In India, not many people have health insurance coverage, but those who have it are usually covered by at least two insurers. The reason behind getting two health policies can be to get an adequate coverage as the cost of medical treatment is constantly on the rise, and most medical insurers refuse to provide cover beyond a certain sum. There may be other reasons such as taking a special policy for kids, or that an individual just prefers to have separate policies for his/her parents and spouse. In many cases, there’s also the group mediclaim cover provided by the employer.
But what many fail to understand is that buying two medical policies doesn’t solve the problem, as a minor mistake while filing the claim can result in reduced claim settlement amount. You need to know how to properly file a claim and use multiple policies to your advantage.
Health insurance companies require you to make a disclosure in their proposal forms about any other medical policy that you are holding. Not disclosing this fact can lead to violations of terms and conditions of the insurer, and can create a hassle at the time of claim filing.
Contribution Clause
The main reason why one should disclose any existing health insurance plans when buying a new one is the “contribution Clause”. This clause states that based on the liability of the insurers when there are two policies for the same “insured interest”, a claim would require the insurance companies to contribute to the settlement amount in the ratio of the sum insured.
For example, a person holds two policies with a cover of Rs. 2 Lakh and Rs.1 Lakh, respectively. If the person makes a claim of Rs. 50,000, the insurance companies will pay Rs. 33,333 and Rs. 16,666, respectively as the claim amount.
*Please note that the example above is purely for the purpose of understanding, and does not represent the calculation of the claim amount in such an arrangement
Also, a person holding two policies has the option to file claim with any one of the insurers. For example, if a person holds an individual health policy and a group health insurance, he has the choice of filing his claim with either of them.
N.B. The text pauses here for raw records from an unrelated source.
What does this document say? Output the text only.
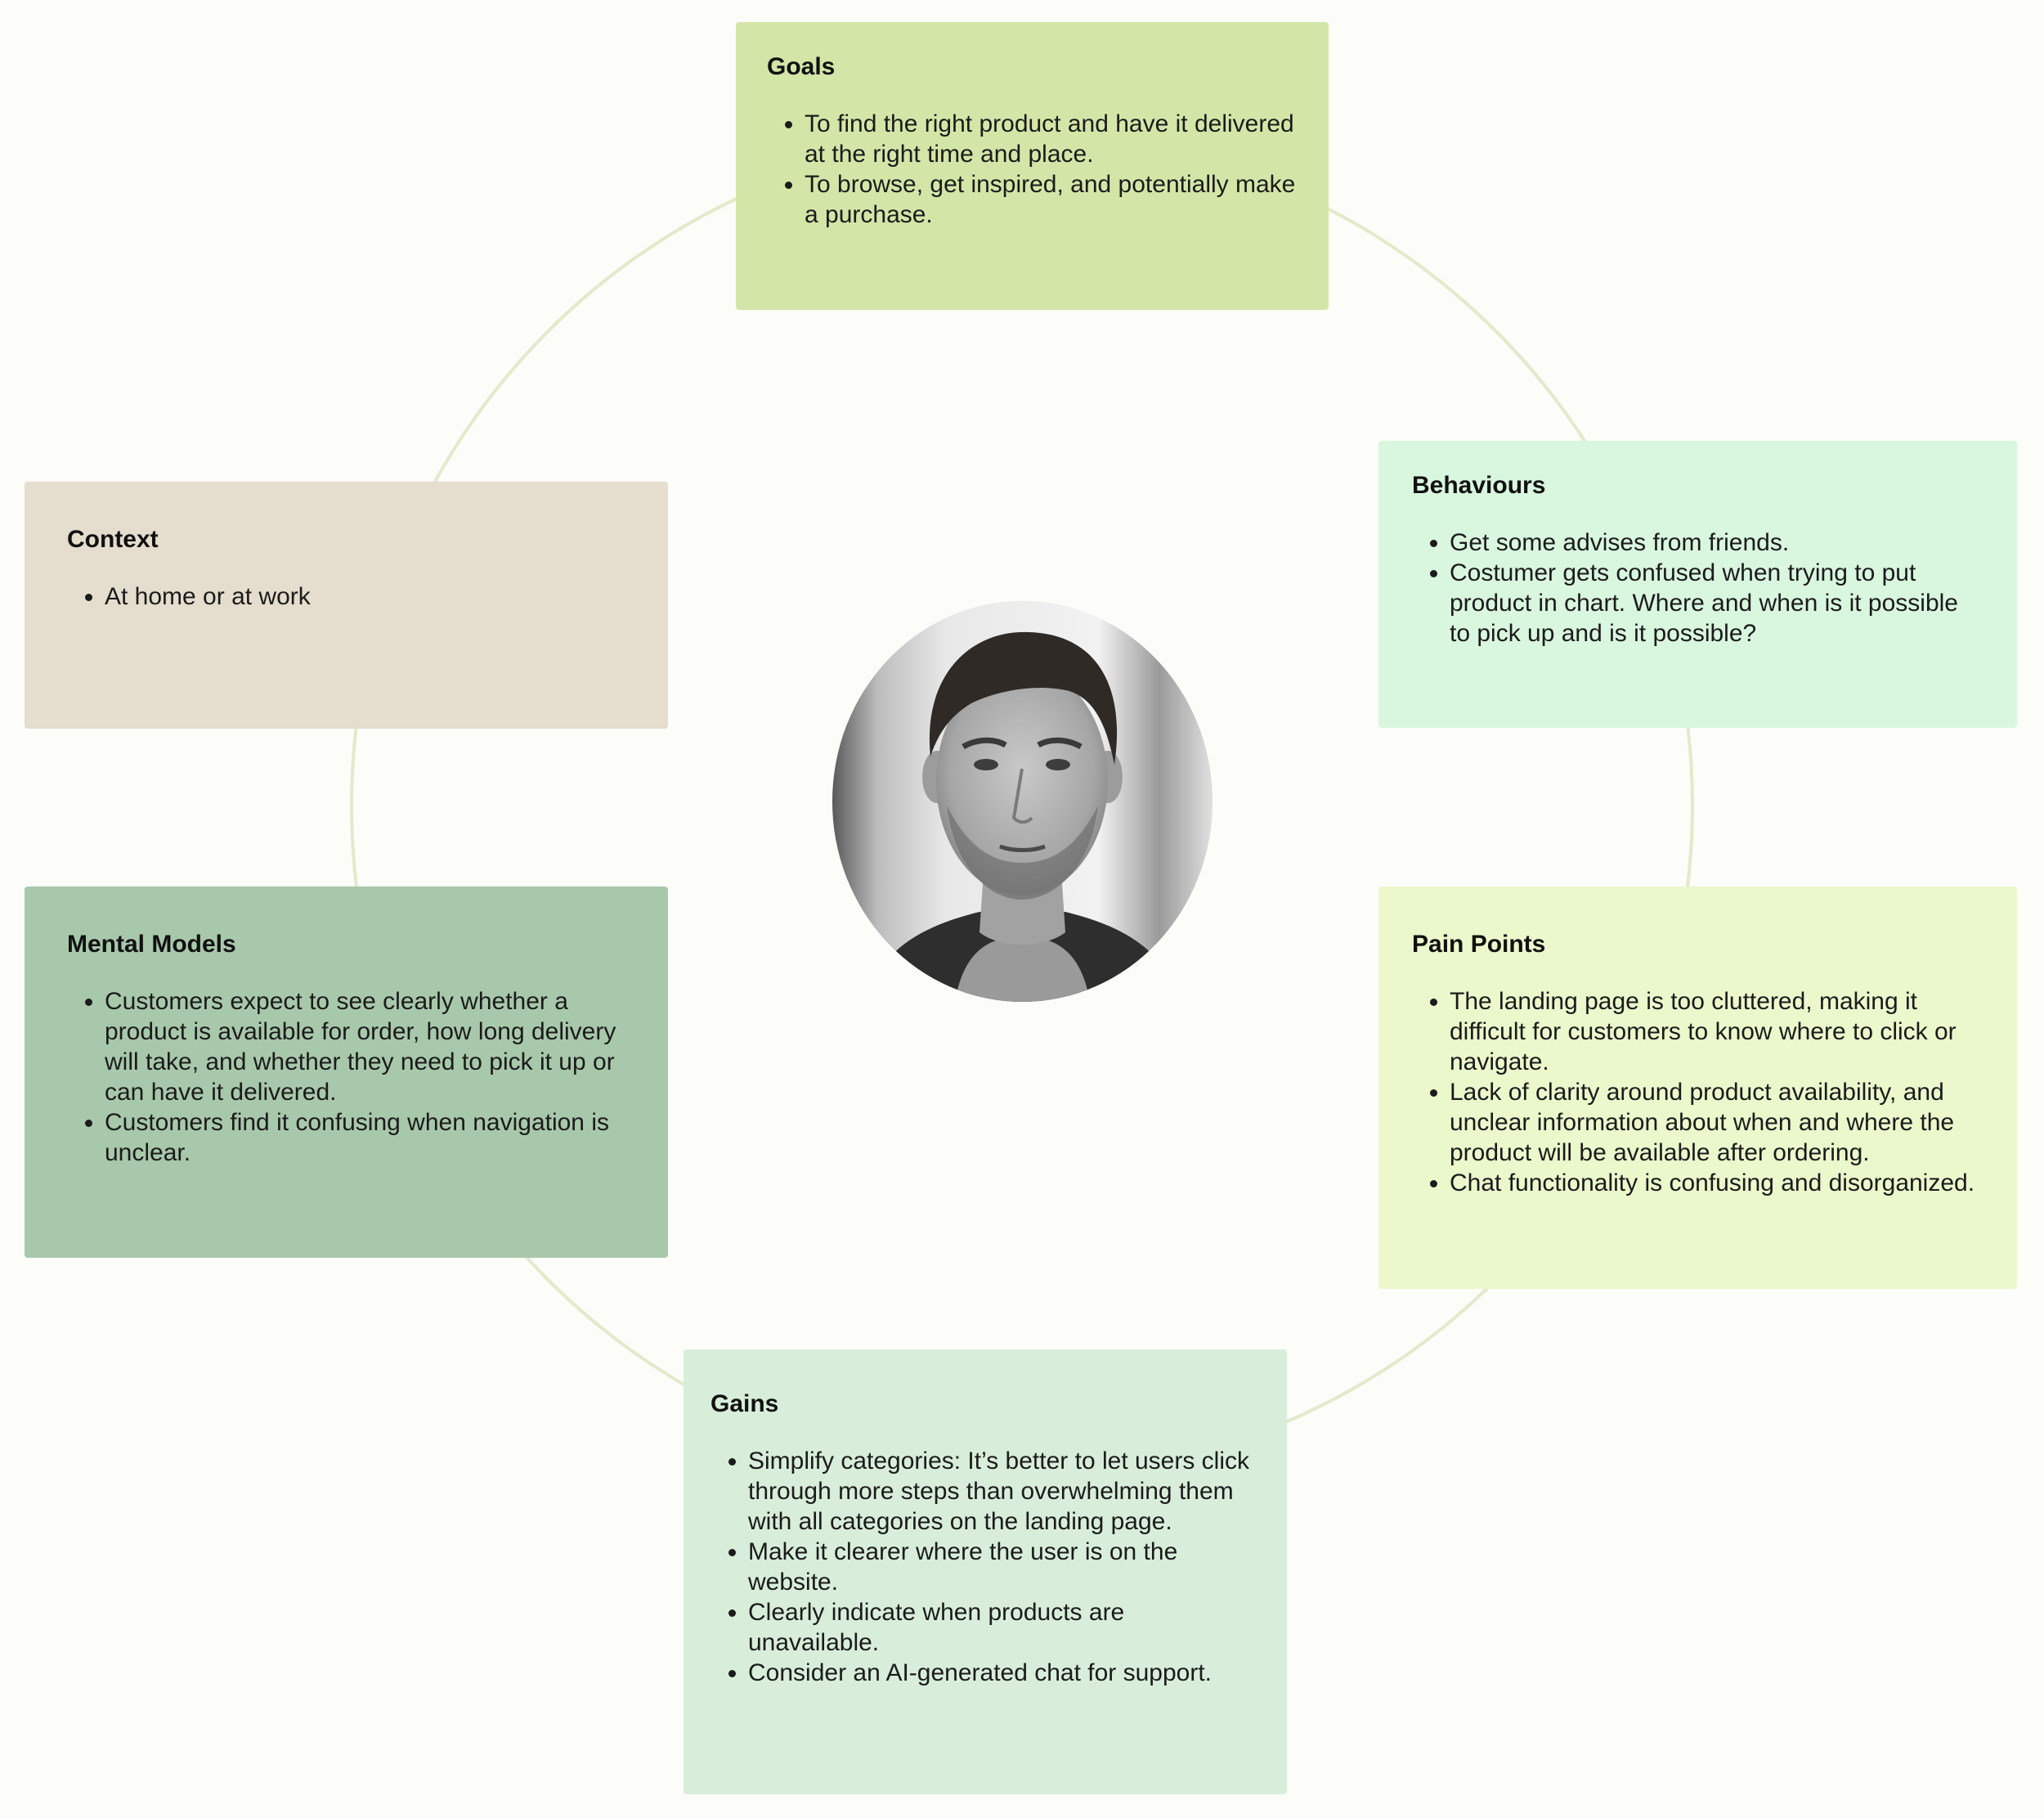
Goals
• To find the right product and have it delivered at the right time and place.
• To browse, get inspired, and potentially make a purchase.
Behaviours
• Get some advises from friends.
• Costumer gets confused when trying to put product in chart. Where and when is it possible to pick up and is it possible?
Context
• At home or at work
Mental Models
• Customers expect to see clearly whether a product is available for order, how long delivery will take, and whether they need to pick it up or can have it delivered.
• Customers find it confusing when navigation is unclear.
Pain Points
• The landing page is too cluttered, making it difficult for customers to know where to click or navigate.
• Lack of clarity around product availability, and unclear information about when and where the product will be available after ordering.
• Chat functionality is confusing and disorganized.
Gains
• Simplify categories: It’s better to let users click through more steps than overwhelming them with all categories on the landing page.
• Make it clearer where the user is on the website.
• Clearly indicate when products are unavailable.
• Consider an AI-generated chat for support.
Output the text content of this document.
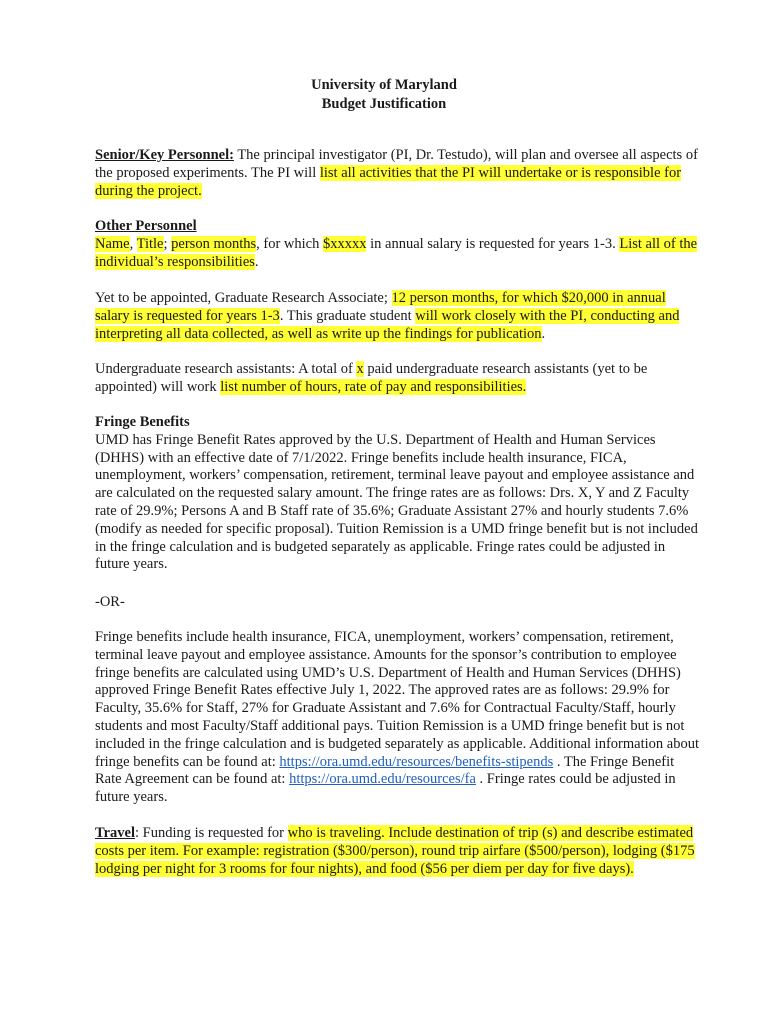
University of Maryland
Budget Justification
Senior/Key Personnel: The principal investigator (PI, Dr. Testudo), will plan and oversee all aspects of the proposed experiments. The PI will list all activities that the PI will undertake or is responsible for during the project.
Other Personnel
Name, Title; person months, for which $xxxxx in annual salary is requested for years 1-3. List all of the individual’s responsibilities.
Yet to be appointed, Graduate Research Associate; 12 person months, for which $20,000 in annual salary is requested for years 1-3. This graduate student will work closely with the PI, conducting and interpreting all data collected, as well as write up the findings for publication.
Undergraduate research assistants: A total of x paid undergraduate research assistants (yet to be appointed) will work list number of hours, rate of pay and responsibilities.
Fringe Benefits
UMD has Fringe Benefit Rates approved by the U.S. Department of Health and Human Services (DHHS) with an effective date of 7/1/2022. Fringe benefits include health insurance, FICA, unemployment, workers’ compensation, retirement, terminal leave payout and employee assistance and are calculated on the requested salary amount. The fringe rates are as follows: Drs. X, Y and Z Faculty rate of 29.9%; Persons A and B Staff rate of 35.6%; Graduate Assistant 27% and hourly students 7.6% (modify as needed for specific proposal). Tuition Remission is a UMD fringe benefit but is not included in the fringe calculation and is budgeted separately as applicable. Fringe rates could be adjusted in future years.
-OR-
Fringe benefits include health insurance, FICA, unemployment, workers’ compensation, retirement, terminal leave payout and employee assistance. Amounts for the sponsor’s contribution to employee fringe benefits are calculated using UMD’s U.S. Department of Health and Human Services (DHHS) approved Fringe Benefit Rates effective July 1, 2022. The approved rates are as follows: 29.9% for Faculty, 35.6% for Staff, 27% for Graduate Assistant and 7.6% for Contractual Faculty/Staff, hourly students and most Faculty/Staff additional pays. Tuition Remission is a UMD fringe benefit but is not included in the fringe calculation and is budgeted separately as applicable. Additional information about fringe benefits can be found at: https://ora.umd.edu/resources/benefits-stipends . The Fringe Benefit Rate Agreement can be found at: https://ora.umd.edu/resources/fa . Fringe rates could be adjusted in future years.
Travel: Funding is requested for who is traveling. Include destination of trip (s) and describe estimated costs per item. For example: registration ($300/person), round trip airfare ($500/person), lodging ($175 lodging per night for 3 rooms for four nights), and food ($56 per diem per day for five days).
A very important point to note in this all is that the contribution clause only comes into play when the amount claimed is more than the insured sum. The change in health insurance regulations now requires you to inform the health insurance company only if the amount claimed is more than the sum insured for.
Filing a Claim
There are a few things that must be kept in mind when filing a claim with two insurers. First of all, inform all the insurers of the hospitalization. For cashless claims, you can make a cashless claim on one of the insurer and get the claim settlement summary. After getting this done, you need to get the attested copies of the hospital bills and approach the second insurer to request the reimbursement of the remaining amount. If you get a clearly defined cost of treatment from the hospital, you can just fill the authorization forms. With the hospital sending the filled up form to each of the health insurance providers, the matter will then be sorted out by the insurance companies directly with the hospital, according to the terms of the policies.
While cashless claims have become the norm, there are many hospitals that do not provide cashless facility. In such cases, at first, you will need to pay the bill out of your own pocket and have it reimbursed later by your health insurance provider. For making a claim, you will be required to submit the original bills to your preferred health insurance provider. The insurer will reimburse the amount as per the terms and conditions. To file a claim with the second insurer, you need to get the claim settlement summary and file it along with the claim form. The second insurer will then settle the remaining amount according to the terms and conditions of the policy.
Things to keep in mind
When the claim is filed with the first insurance company, the amount settled by the insurer is calculated after accounting for any deductibles or co-pay. Also, when filing a claim in case of multiple policies, the first choice for claim filing should be the older of the two policies, which will be past the waiting period for most of the diseases covered. Also, as a guiding principle, the insured should read all the terms and conditions of the insurance policies carefully to be fully aware of the coverage provided by the plans.